The output of replica exchange is written into the "/output" group of each of the input configurations. The replicas are written by temperature/Hamiltonian, so that in the example above, config_0.up contains all of the simulation frames at the temperature 0.5. This means that in the limit of infinite sampling, config_0.up will contain samples from a Boltzmann ensemble at temperature 0.5 but the trajectory will be discontinuous due to replica swapping.

Simulation analysis and visualization

The contents of a .up file can be listed with

upside/py/attr_overview.py simulation.up

which included copies of the full command lines used to invoke both upside_config.py and upside.

To load the simulation in VMD, first convert to a trajectory format that VMD can read. This can be done with

upside/py/extract_vtf simulation.up simulation.vtf

and the .vtf file can be read natively by VMD. Alternatively, the MDTraj library described below can read simulation.up directly, either to visualize in an IPython notebook or to convert to another format.

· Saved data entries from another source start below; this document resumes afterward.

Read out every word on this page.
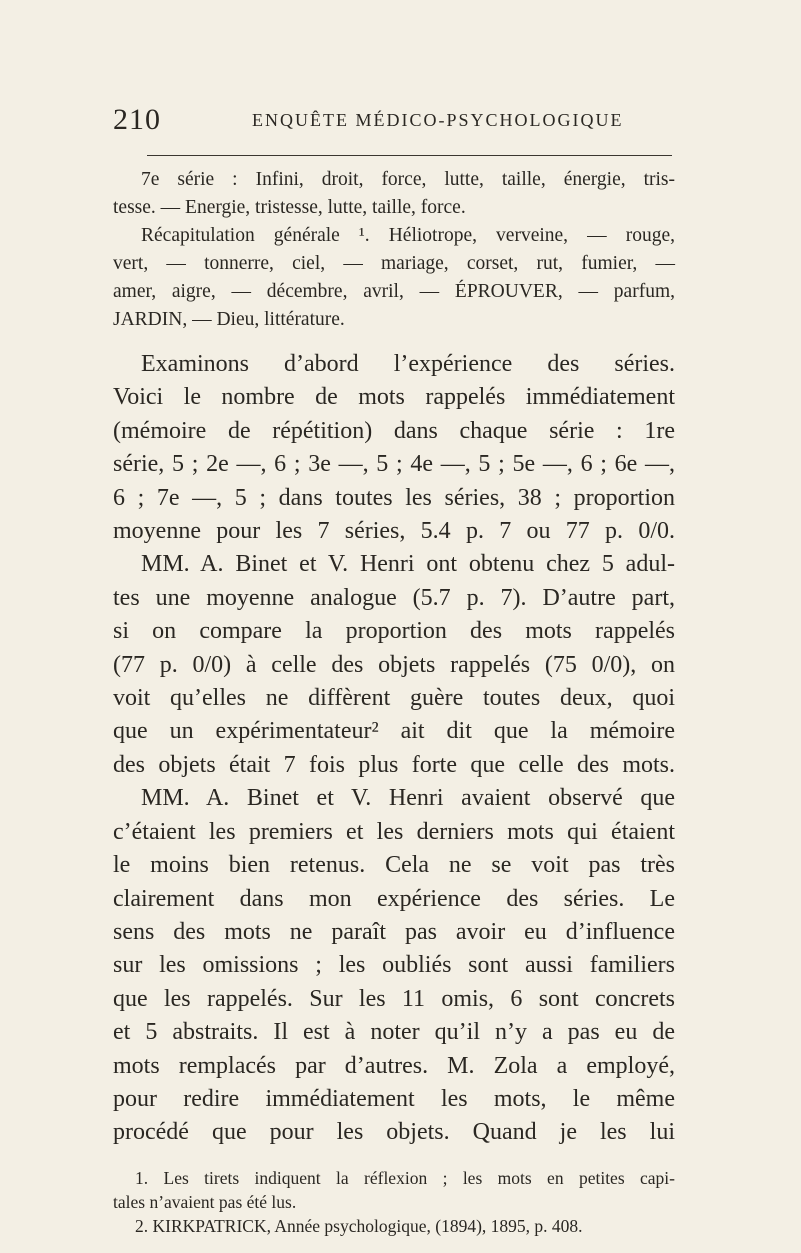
210	ENQUÊTE MÉDICO-PSYCHOLOGIQUE
7e série : Infini, droit, force, lutte, taille, énergie, tris-
tesse. — Energie, tristesse, lutte, taille, force.
Récapitulation générale ¹. Héliotrope, verveine, — rouge,
vert, — tonnerre, ciel, — mariage, corset, rut, fumier, —
amer, aigre, — décembre, avril, — ÉPROUVER, — parfum,
JARDIN, — Dieu, littérature.
Examinons d’abord l’expérience des séries.
Voici le nombre de mots rappelés immédiatement
(mémoire de répétition) dans chaque série : 1re
série, 5 ; 2e —, 6 ; 3e —, 5 ; 4e —, 5 ; 5e —, 6 ; 6e —,
6 ; 7e —, 5 ; dans toutes les séries, 38 ; proportion
moyenne pour les 7 séries, 5.4 p. 7 ou 77 p. 0/0.
MM. A. Binet et V. Henri ont obtenu chez 5 adul-
tes une moyenne analogue (5.7 p. 7). D’autre part,
si on compare la proportion des mots rappelés
(77 p. 0/0) à celle des objets rappelés (75 0/0), on
voit qu’elles ne diffèrent guère toutes deux, quoi
que un expérimentateur² ait dit que la mémoire
des objets était 7 fois plus forte que celle des mots.
MM. A. Binet et V. Henri avaient observé que
c’étaient les premiers et les derniers mots qui étaient
le moins bien retenus. Cela ne se voit pas très
clairement dans mon expérience des séries. Le
sens des mots ne paraît pas avoir eu d’influence
sur les omissions ; les oubliés sont aussi familiers
que les rappelés. Sur les 11 omis, 6 sont concrets
et 5 abstraits. Il est à noter qu’il n’y a pas eu de
mots remplacés par d’autres. M. Zola a employé,
pour redire immédiatement les mots, le même
procédé que pour les objets. Quand je les lui
1. Les tirets indiquent la réflexion ; les mots en petites capi-
tales n’avaient pas été lus.
2. KIRKPATRICK, Année psychologique, (1894), 1895, p. 408.
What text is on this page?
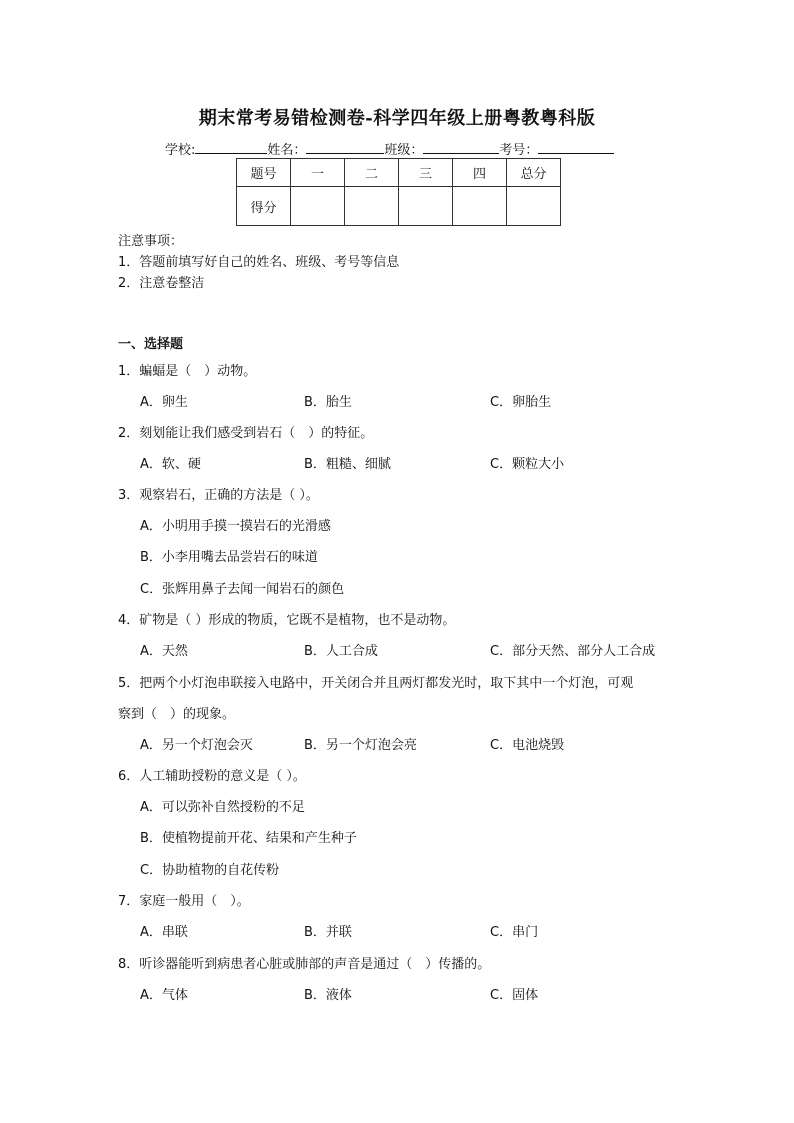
期末常考易错检测卷-科学四年级上册粤教粤科版
学校:	姓名：	班级：	考号：
题号	一	二	三	四	总分
得分					
注意事项：
1．答题前填写好自己的姓名、班级、考号等信息
2．注意卷整洁
一、选择题
1．蝙蝠是（　）动物。
A．卵生	B．胎生	C．卵胎生
2．刻划能让我们感受到岩石（　）的特征。
A．软、硬	B．粗糙、细腻	C．颗粒大小
3．观察岩石，正确的方法是（ ）。
A．小明用手摸一摸岩石的光滑感
B．小李用嘴去品尝岩石的味道
C．张辉用鼻子去闻一闻岩石的颜色
4．矿物是（ ）形成的物质，它既不是植物，也不是动物。
A．天然	B．人工合成	C．部分天然、部分人工合成
5．把两个小灯泡串联接入电路中，开关闭合并且两灯都发光时，取下其中一个灯泡，可观
察到（　）的现象。
A．另一个灯泡会灭	B．另一个灯泡会亮	C．电池烧毁
6．人工辅助授粉的意义是（ ）。
A．可以弥补自然授粉的不足
B．使植物提前开花、结果和产生种子
C．协助植物的自花传粉
7．家庭一般用（　）。
A．串联	B．并联	C．串门
8．听诊器能听到病患者心脏或肺部的声音是通过（　）传播的。
A．气体	B．液体	C．固体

In either case, amide hydrogen and carbonyl oxygen are added as atoms in the trajectory to aid structure viewers.

Using MDTraj

To load the Upside trajectory as an MDTraj Trajectory object, use the mdtraj_upside.py library in the Upside distribution.

import sys
sys.path.append('upside/py')
import mdtraj_upside as mu
traj = mu.load_upside_traj('simulation.up')

When the trajectory is loaded, the atoms H, O, and CB will be added to the trajectory.